И вдруг — другой запах…

Этот тяжелый и горячий дух, такой ужасный, могучий, пленительный, она чувствует внутри самой себя — дух ее рода, ее крови, ее плоти… Все неосязаемые следы, оставленные около нее людьми, все аппетитные запахи окружавшей ее добычи — все исчезло, рассеялось. Ничего не существовало, кроме этого запаха, который для нее был чувством самой жизни.

Тигр! Тигр! Ее единственный властелин. И если бы человек появился в эту минуту, она бросилась бы на него, своего наследственного, кровного врага, врага рода, врага будущих детенышей. Тигр! Тигр! Пусть он придет, она хочет видеть его, этого тигра, которого никогда еще не видала. Нужно позвать его, пусть он прибежит из глубины ночи к ней — только к ней, чтобы они могли встретиться и убежать вдвоем на волю.

Тигрица опускала уши, закрывала глаза, вытягивала лапы, ложилась грудью на землю и закидывала голову назад; черные губы ее открывались, обнажая зубы, и из горла вырывался жалобный зов… Тягучая звонкая жалоба, одновременно молящая, ласковая и покорная… Протяжная певучая жалоба, далеко разносившаяся в тишине ночи и оканчивавшаяся хриплым рычанием… Затем все смолкло.

Павлины, сидевшие на отдаленных деревьях около дома, отвечали резкими криками на этот громкий призыв.

И тигр, который проснулся, зевая, чтобы идти на ночную охоту, услышал его…

Проснувшись, он сел и вытянул лапы, подавшись головой вперед, в уровень с плечами, и чувствуя еще в ней небольшую тяжесть после сна. Он озирал с вершины скалы, избранной им для ночлега, серую, хмурую поверхность джунглей, посеребренную светом луны, выглядывавшей из-за деревьев ближнего леса.

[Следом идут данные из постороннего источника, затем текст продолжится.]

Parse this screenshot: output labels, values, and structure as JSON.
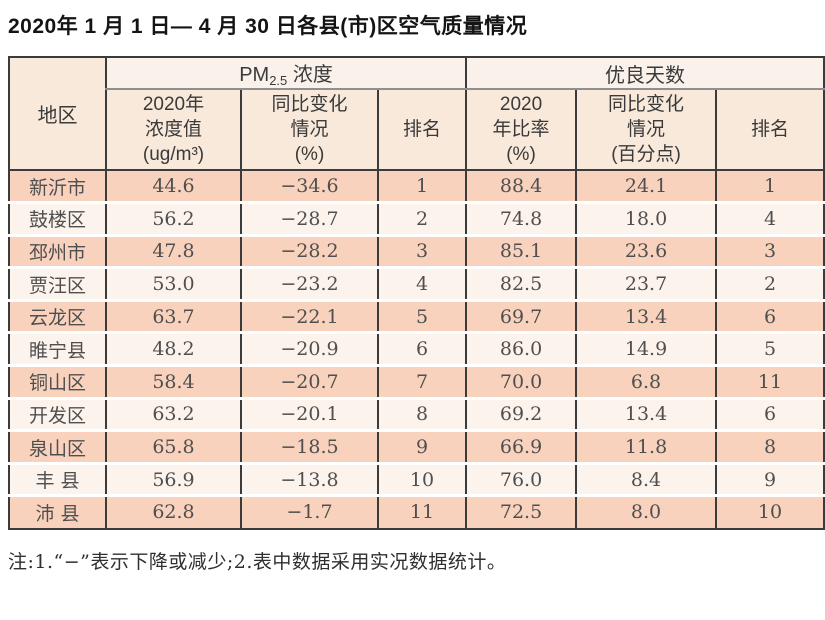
{
  "title": "2020年 1 月 1 日— 4 月 30 日各县(市)区空气质量情况",
  "note": "注:1.“−”表示下降或减少;2.表中数据采用实况数据统计。",
  "colors": {
    "row_odd": "#f8d2bd",
    "row_even": "#fcf3ec",
    "header_top": "#faf2ea",
    "header_sub": "#f8e9db",
    "border": "#3b3b3b"
  },
  "table": {
    "region_header": "地区",
    "pm_group_header": {
      "base": "PM",
      "sub": "2.5",
      "rest": " 浓度"
    },
    "good_group_header": "优良天数",
    "sub_headers": {
      "pm_value": "2020年\n浓度值\n(ug/m³)",
      "pm_change": "同比变化\n情况\n(%)",
      "pm_rank": "排名",
      "good_rate": "2020\n年比率\n(%)",
      "good_change": "同比变化\n情况\n(百分点)",
      "good_rank": "排名"
    },
    "rows": [
      {
        "region": "新沂市",
        "pm_value": "44.6",
        "pm_change": "−34.6",
        "pm_rank": "1",
        "good_rate": "88.4",
        "good_change": "24.1",
        "good_rank": "1"
      },
      {
        "region": "鼓楼区",
        "pm_value": "56.2",
        "pm_change": "−28.7",
        "pm_rank": "2",
        "good_rate": "74.8",
        "good_change": "18.0",
        "good_rank": "4"
      },
      {
        "region": "邳州市",
        "pm_value": "47.8",
        "pm_change": "−28.2",
        "pm_rank": "3",
        "good_rate": "85.1",
        "good_change": "23.6",
        "good_rank": "3"
      },
      {
        "region": "贾汪区",
        "pm_value": "53.0",
        "pm_change": "−23.2",
        "pm_rank": "4",
        "good_rate": "82.5",
        "good_change": "23.7",
        "good_rank": "2"
      },
      {
        "region": "云龙区",
        "pm_value": "63.7",
        "pm_change": "−22.1",
        "pm_rank": "5",
        "good_rate": "69.7",
        "good_change": "13.4",
        "good_rank": "6"
      },
      {
        "region": "睢宁县",
        "pm_value": "48.2",
        "pm_change": "−20.9",
        "pm_rank": "6",
        "good_rate": "86.0",
        "good_change": "14.9",
        "good_rank": "5"
      },
      {
        "region": "铜山区",
        "pm_value": "58.4",
        "pm_change": "−20.7",
        "pm_rank": "7",
        "good_rate": "70.0",
        "good_change": "6.8",
        "good_rank": "11"
      },
      {
        "region": "开发区",
        "pm_value": "63.2",
        "pm_change": "−20.1",
        "pm_rank": "8",
        "good_rate": "69.2",
        "good_change": "13.4",
        "good_rank": "6"
      },
      {
        "region": "泉山区",
        "pm_value": "65.8",
        "pm_change": "−18.5",
        "pm_rank": "9",
        "good_rate": "66.9",
        "good_change": "11.8",
        "good_rank": "8"
      },
      {
        "region": "丰 县",
        "pm_value": "56.9",
        "pm_change": "−13.8",
        "pm_rank": "10",
        "good_rate": "76.0",
        "good_change": "8.4",
        "good_rank": "9"
      },
      {
        "region": "沛 县",
        "pm_value": "62.8",
        "pm_change": "−1.7",
        "pm_rank": "11",
        "good_rate": "72.5",
        "good_change": "8.0",
        "good_rank": "10"
      }
    ]
  }
}
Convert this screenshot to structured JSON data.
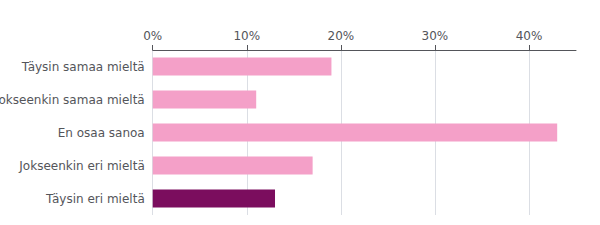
{
  "chart_data": {
    "type": "bar",
    "orientation": "horizontal",
    "categories": [
      "Täysin samaa mieltä",
      "Jokseenkin samaa mieltä",
      "En osaa sanoa",
      "Jokseenkin eri mieltä",
      "Täysin eri mieltä"
    ],
    "values": [
      19,
      11,
      43,
      17,
      13
    ],
    "colors": [
      "#f4a0c8",
      "#f4a0c8",
      "#f4a0c8",
      "#f4a0c8",
      "#7b0d5e"
    ],
    "xlim": [
      0,
      45
    ],
    "xticks": [
      {
        "value": 0,
        "label": "0%"
      },
      {
        "value": 10,
        "label": "10%"
      },
      {
        "value": 20,
        "label": "20%"
      },
      {
        "value": 30,
        "label": "30%"
      },
      {
        "value": 40,
        "label": "40%"
      }
    ],
    "grid": true
  }
}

Нигде не было заметно жизни в этой лесной чаще. Ветер не тянул в его сторону, и напрасно он раздувал свои широкие оранжевые ноздри, стараясь уловить в воздухе какой-нибудь запах.

Тигр лениво поднялся на ноги, сгорбил спину, потянулся и зевнул, широко открыв свою красную пасть. Затем он спустился к дереву и стал точить когти, жестоко царапая древесную кору. Он потянулся еще раз, напрягая мускулы, чтобы дать им работу, затем подобрал под себя лапы и лег с нерешительным видом, прищурив немного угрюмые глаза, и, полуоткрыв пасть, глухо мяукнул.

Но вот снова послышался зов. На этот раз тигр спустился по рыхлому склону холма широкими скользящими шагами, обошел кругом колючий кустарник, росший на дороге, добрался до высокой заросли джунглей, остановился и потянул носом, принюхиваясь.

Так как жалобный, умоляющий голос тигрицы звучал теперь беспрерывно, тигр двинулся вперед.

Он пробирался в траве, колыхавшейся на его пути правильной струей.

Не было слышно ни малейшего шума. Дикая кошка, отправляющаяся на разбой, не могла бы идти тише и незаметнее. Тигр прокрадывался легким шагом, раздвигая мордой перепутанные стебли травы, осторожно ступая по влажной земле бархатными лапами. По временам он останавливался, поводил ушами, настораживался, когда неподалеку шарахалось какое-нибудь испуганное животное, убегавшее в страшном смятении. Но это занимало тигра лишь на минуту — он совсем не думал об охоте. Более неодолимая сила влекла его вперед, и он скоро опять трогался в путь, идя прямо к цели.